Connacht is the smallest and most westerly of the four provinces. It includes counties Galway, Mayo, Sligo, Roscommon and Leitrim.
The name of the province derives from the Connachta, the large tribal grouping which dominated the west and north of the island in the first few centuries A.D. They claimed descent from the mythical Conn, brother of Eogan, the ancestor of the rulers of Munster, the Eoghanachta. By far the most important of the Connachta were the Uí Néill, who ruled much of the northern and eastern parts of Ireland. The Uí Brion and the Uí Fiachra , offshoots of the southern Uí Néill based at Tara in Co. Meath were dynastic kings of Connacht from the fourth century down to the arrival of the Normans in the late twelfth century, when the entire territory was granted to the de Burgos. These were eventually completely assimilated into Gaelic culture, becoming the Mayo and Clanricard Burkes, and, in true Irish fashion, producing many offshoot families, among them Gibbons, Jennings and Philbin, all surnames still commonly found in Connacht.

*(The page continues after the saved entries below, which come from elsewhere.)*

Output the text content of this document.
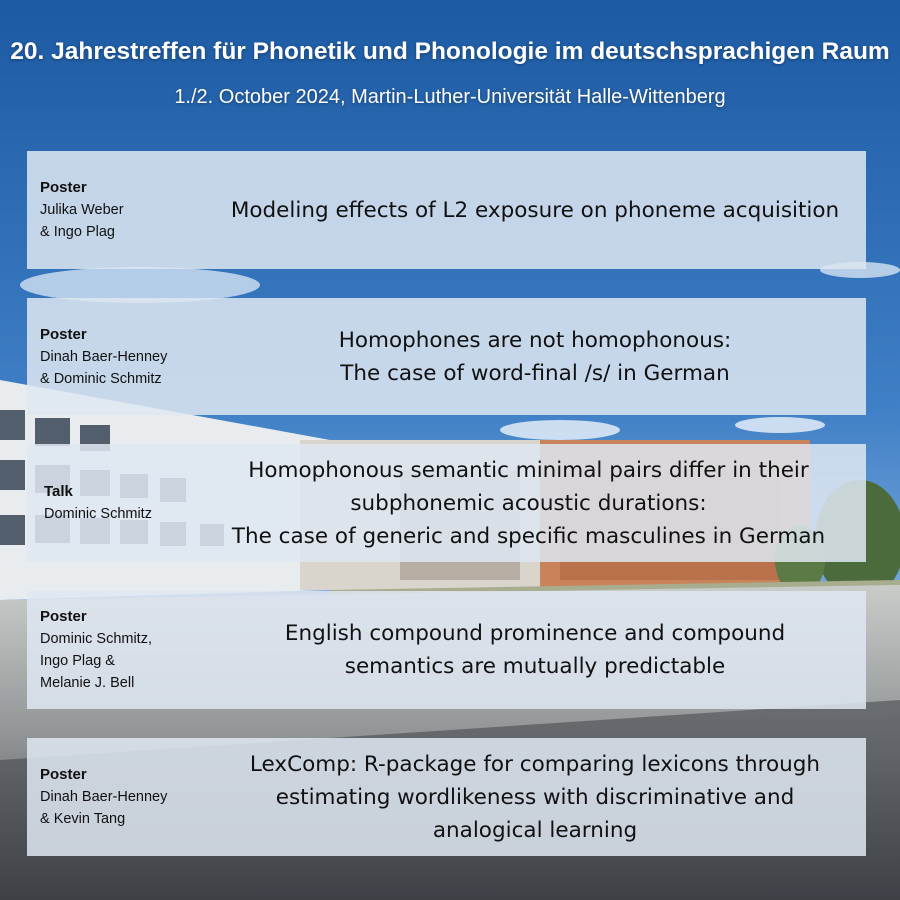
20. Jahrestreffen für Phonetik und Phonologie im deutschsprachigen Raum
1./2. October 2024, Martin-Luther-Universität Halle-Wittenberg
Poster
Julika Weber
& Ingo Plag
Modeling effects of L2 exposure on phoneme acquisition
Poster
Dinah Baer-Henney
& Dominic Schmitz
Homophones are not homophonous:
The case of word-final /s/ in German
Talk
Dominic Schmitz
Homophonous semantic minimal pairs differ in their
subphonemic acoustic durations:
The case of generic and specific masculines in German
Poster
Dominic Schmitz,
Ingo Plag &
Melanie J. Bell
English compound prominence and compound
semantics are mutually predictable
Poster
Dinah Baer-Henney
& Kevin Tang
LexComp: R-package for comparing lexicons through
estimating wordlikeness with discriminative and
analogical learning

Because of their remoteness and the relative poverty of the land, the counties of Connacht, together with Co. Clare, were excluded from the confiscations following the wars of the seventeenth century, and became a refuge of sorts for those dispossessed elsewhere. By the nineteenth century the region was densely populated and desperately poor, with the result that its people suffered disproportionately in the Famine and the mass emigration that followed.